After 5 annotated steps:

Encoding	Total bundle size
PNG-32 raw (default 0.1.x)	~2.5 MB
`encode: smart + standard`	~750 KB

That’s the difference between “this manual is too heavy for the LMS” and “this manual loads instantly on a phone.”

Composing with redaction

For manuals that walk through authenticated flows, redact sensitive fields per-step:

AGENT → annot.annot_redact_url({
  url: "https://staging.example.com/profile",
  regions: [
    { locator: "[data-testid=ssn]", style: "blur" },
    { locator: "[data-testid=card-last4]", style: "solid", color: "#000" }
  ],
  encode: { format: "smart", saveSizePreset: "standard" }
})
        ← redacted + encoded in one MCP call

The redactions burn destructively into the bitmap before the encode pipeline, so the encoded output (whether PNG-8 or JPEG) carries no recoverable original pixels.

Why the smart heuristic helps here

Manual screenshots are typically:

UI-heavy — solid backgrounds, sharp text, limited palette. Smart picks PNG-8 → ~60% file-size reduction.
Occasionally photo-mixed (e.g. a step shows a product carousel). Smart’s photo-heavy fallback picks JPEG → ~80% reduction on those specific images, no quality loss the reader notices.

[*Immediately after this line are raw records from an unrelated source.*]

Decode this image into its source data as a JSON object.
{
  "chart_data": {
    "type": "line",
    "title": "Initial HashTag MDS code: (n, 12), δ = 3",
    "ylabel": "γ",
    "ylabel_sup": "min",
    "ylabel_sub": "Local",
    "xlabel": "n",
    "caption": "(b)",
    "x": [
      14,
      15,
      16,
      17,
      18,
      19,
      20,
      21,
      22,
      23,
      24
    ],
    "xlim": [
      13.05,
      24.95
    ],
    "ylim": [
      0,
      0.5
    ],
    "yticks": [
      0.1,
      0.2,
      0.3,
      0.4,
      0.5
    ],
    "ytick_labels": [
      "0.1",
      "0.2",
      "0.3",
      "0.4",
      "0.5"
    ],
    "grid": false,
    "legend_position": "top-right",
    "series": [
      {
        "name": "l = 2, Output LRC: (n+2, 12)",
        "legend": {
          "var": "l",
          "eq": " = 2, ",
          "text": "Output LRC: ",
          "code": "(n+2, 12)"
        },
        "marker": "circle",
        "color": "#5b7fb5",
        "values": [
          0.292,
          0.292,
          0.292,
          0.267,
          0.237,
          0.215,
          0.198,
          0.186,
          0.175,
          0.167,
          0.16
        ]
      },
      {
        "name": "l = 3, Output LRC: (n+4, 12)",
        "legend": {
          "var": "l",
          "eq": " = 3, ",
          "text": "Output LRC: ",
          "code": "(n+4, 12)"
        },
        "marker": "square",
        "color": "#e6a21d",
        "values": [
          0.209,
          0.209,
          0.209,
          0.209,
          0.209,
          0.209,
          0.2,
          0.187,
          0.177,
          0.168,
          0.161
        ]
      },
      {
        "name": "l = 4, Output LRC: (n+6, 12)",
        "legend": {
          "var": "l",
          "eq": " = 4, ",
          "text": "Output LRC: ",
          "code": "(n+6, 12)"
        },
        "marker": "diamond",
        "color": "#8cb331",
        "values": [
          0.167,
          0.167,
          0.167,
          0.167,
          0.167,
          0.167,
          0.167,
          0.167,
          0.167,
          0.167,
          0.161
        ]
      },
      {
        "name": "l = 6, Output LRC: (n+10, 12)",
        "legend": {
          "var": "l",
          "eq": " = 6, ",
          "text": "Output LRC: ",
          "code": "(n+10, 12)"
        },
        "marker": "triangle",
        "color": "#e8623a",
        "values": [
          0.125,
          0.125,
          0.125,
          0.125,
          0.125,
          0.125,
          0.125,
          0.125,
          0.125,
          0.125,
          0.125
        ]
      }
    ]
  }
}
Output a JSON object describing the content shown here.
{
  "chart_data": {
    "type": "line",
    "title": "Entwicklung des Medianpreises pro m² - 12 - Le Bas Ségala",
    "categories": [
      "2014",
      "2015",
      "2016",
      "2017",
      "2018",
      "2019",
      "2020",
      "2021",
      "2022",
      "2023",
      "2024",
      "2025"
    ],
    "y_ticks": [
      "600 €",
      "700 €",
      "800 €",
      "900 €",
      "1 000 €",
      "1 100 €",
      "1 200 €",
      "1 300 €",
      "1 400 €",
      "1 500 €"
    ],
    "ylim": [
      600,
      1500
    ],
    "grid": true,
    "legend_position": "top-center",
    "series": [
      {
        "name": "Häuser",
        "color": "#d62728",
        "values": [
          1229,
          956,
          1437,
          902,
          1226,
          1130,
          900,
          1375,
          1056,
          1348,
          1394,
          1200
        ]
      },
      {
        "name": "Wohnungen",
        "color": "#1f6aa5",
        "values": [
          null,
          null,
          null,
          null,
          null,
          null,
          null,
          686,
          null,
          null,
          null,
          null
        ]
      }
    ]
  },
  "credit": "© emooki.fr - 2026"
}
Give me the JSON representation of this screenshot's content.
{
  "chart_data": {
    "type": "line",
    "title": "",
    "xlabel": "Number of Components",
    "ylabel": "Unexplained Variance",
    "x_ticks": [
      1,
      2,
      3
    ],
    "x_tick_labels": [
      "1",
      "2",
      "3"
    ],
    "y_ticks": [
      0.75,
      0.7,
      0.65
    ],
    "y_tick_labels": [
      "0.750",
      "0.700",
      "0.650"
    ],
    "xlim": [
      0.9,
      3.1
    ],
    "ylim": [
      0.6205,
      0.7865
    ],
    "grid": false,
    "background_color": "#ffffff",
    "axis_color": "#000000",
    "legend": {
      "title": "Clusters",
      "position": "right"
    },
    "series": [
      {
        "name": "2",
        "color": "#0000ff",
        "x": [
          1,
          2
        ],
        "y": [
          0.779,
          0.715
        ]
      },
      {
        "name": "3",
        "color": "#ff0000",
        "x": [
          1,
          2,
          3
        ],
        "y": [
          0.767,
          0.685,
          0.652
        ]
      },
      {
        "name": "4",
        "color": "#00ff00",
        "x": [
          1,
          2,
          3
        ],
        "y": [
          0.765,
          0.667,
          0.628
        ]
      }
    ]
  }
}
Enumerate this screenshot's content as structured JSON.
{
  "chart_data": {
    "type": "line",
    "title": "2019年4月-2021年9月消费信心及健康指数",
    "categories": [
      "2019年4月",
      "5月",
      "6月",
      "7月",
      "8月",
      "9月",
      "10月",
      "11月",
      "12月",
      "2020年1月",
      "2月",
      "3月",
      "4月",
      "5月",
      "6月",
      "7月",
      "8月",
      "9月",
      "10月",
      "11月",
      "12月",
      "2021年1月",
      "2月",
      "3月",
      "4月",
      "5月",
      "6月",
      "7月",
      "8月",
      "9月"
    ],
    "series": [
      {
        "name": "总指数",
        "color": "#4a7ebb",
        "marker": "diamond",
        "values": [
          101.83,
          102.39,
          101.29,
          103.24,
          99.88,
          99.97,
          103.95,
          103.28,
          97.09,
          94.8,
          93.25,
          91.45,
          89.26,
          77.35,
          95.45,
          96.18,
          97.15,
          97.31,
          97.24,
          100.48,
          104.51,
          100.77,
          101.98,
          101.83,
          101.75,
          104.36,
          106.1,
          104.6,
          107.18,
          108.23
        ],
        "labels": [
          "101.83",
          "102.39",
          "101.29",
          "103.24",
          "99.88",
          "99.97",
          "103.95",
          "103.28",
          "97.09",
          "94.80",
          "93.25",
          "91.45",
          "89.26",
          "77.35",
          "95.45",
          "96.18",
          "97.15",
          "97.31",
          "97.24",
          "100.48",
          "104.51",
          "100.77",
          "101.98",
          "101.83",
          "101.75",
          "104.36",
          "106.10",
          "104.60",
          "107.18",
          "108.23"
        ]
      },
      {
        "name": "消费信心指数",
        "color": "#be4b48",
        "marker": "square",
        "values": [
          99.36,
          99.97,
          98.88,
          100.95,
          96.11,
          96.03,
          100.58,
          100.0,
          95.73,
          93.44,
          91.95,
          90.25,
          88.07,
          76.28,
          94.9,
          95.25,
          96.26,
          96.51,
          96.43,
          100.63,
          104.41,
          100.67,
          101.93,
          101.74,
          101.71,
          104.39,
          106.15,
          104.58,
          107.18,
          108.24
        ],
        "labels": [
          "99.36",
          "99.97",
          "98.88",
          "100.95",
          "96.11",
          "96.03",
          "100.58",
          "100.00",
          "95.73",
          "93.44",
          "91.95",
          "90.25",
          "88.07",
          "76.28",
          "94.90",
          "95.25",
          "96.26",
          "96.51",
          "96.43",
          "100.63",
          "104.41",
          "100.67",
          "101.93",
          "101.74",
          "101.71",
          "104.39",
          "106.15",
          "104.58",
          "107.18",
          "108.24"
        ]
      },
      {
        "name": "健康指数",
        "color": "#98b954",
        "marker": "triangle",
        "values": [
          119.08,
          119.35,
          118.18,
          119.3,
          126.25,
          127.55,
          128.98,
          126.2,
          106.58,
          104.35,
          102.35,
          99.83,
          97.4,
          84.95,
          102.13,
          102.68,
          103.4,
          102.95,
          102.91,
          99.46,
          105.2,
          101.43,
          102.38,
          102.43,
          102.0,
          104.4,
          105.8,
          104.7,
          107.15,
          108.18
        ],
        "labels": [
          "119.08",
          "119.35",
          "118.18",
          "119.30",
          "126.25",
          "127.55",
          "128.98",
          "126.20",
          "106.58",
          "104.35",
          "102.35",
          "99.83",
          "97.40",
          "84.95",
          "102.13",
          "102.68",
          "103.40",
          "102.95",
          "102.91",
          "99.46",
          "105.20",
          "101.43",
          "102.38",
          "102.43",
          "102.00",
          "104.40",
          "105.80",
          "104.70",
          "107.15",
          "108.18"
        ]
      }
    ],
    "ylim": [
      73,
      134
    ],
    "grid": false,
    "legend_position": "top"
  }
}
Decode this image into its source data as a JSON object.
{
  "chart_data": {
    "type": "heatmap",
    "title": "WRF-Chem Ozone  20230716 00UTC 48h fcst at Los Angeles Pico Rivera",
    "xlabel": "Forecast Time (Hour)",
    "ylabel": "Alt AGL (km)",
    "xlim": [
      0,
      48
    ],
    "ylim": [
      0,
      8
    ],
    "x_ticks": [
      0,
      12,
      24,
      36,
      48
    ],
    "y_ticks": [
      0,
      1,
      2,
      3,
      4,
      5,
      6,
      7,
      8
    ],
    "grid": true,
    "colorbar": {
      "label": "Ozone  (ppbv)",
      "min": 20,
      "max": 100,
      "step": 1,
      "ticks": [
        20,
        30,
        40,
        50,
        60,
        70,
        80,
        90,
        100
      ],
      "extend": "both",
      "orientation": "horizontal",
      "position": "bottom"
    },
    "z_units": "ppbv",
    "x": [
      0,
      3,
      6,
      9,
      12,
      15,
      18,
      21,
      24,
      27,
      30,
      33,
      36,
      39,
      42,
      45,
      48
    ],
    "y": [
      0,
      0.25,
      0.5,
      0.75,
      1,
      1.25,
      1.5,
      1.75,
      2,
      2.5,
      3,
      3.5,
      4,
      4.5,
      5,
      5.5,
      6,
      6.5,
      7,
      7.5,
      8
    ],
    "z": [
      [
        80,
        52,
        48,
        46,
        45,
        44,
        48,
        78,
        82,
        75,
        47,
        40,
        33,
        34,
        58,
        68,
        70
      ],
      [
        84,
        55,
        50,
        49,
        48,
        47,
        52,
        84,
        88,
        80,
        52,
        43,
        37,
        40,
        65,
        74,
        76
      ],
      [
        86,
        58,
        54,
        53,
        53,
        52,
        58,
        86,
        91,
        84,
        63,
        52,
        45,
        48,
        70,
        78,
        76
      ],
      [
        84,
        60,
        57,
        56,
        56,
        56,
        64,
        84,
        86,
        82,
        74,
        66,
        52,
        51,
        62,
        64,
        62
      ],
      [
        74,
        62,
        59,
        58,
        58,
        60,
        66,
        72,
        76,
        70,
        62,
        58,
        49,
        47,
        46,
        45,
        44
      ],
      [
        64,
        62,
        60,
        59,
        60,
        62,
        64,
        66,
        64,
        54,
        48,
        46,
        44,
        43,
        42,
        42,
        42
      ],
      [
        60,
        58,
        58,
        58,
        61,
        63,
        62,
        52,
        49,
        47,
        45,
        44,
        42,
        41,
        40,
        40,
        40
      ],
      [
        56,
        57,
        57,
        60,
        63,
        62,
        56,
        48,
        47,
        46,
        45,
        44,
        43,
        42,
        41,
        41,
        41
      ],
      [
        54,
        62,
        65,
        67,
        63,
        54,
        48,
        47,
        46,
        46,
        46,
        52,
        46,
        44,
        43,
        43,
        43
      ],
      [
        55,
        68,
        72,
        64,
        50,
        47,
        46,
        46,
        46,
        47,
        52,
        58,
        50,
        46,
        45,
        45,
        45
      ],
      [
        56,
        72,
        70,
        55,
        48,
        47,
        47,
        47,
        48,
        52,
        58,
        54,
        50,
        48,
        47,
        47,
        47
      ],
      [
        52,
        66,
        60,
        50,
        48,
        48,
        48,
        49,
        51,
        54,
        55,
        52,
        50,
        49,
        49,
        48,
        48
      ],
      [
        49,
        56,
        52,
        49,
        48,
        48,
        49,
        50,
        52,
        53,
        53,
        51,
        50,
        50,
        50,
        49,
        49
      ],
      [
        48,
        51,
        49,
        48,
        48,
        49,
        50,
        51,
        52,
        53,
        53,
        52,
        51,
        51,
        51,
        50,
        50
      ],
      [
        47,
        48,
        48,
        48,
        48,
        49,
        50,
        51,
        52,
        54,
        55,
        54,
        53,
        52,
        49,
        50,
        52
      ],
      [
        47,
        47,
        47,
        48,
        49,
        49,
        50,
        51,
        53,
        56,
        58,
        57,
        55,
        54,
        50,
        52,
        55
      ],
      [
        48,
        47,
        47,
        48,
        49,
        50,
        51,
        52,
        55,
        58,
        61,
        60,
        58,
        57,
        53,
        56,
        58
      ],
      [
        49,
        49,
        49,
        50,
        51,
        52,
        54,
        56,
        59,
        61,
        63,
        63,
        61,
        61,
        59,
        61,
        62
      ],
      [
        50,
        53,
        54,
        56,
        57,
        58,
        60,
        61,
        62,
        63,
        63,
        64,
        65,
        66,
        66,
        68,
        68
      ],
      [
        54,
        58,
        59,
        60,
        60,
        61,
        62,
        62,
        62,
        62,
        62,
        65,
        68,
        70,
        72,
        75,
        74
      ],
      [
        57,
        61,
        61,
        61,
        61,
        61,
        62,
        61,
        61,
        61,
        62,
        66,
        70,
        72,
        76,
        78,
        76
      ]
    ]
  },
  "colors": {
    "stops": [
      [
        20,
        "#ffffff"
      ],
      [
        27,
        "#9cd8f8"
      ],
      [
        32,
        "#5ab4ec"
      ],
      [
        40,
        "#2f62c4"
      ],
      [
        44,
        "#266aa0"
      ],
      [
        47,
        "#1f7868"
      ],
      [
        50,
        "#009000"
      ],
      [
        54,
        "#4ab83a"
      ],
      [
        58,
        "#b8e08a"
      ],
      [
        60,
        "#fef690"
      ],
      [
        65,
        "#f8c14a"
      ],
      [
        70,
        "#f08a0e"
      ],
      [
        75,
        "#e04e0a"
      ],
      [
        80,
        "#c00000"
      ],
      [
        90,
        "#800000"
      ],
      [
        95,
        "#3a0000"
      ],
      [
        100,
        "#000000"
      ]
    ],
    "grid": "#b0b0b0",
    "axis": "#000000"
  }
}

The agent doesn’t have to think about which encoding to pick per screenshot — format: "smart" handles the decision tree based on actual pixel content.

License posture

@ingcreators/annot-annotator is Apache-2.0 end to end. The bundled Median Cut quantizer powering the PNG-8 path is pure TypeScript; no GPL inclusion, no separate install step.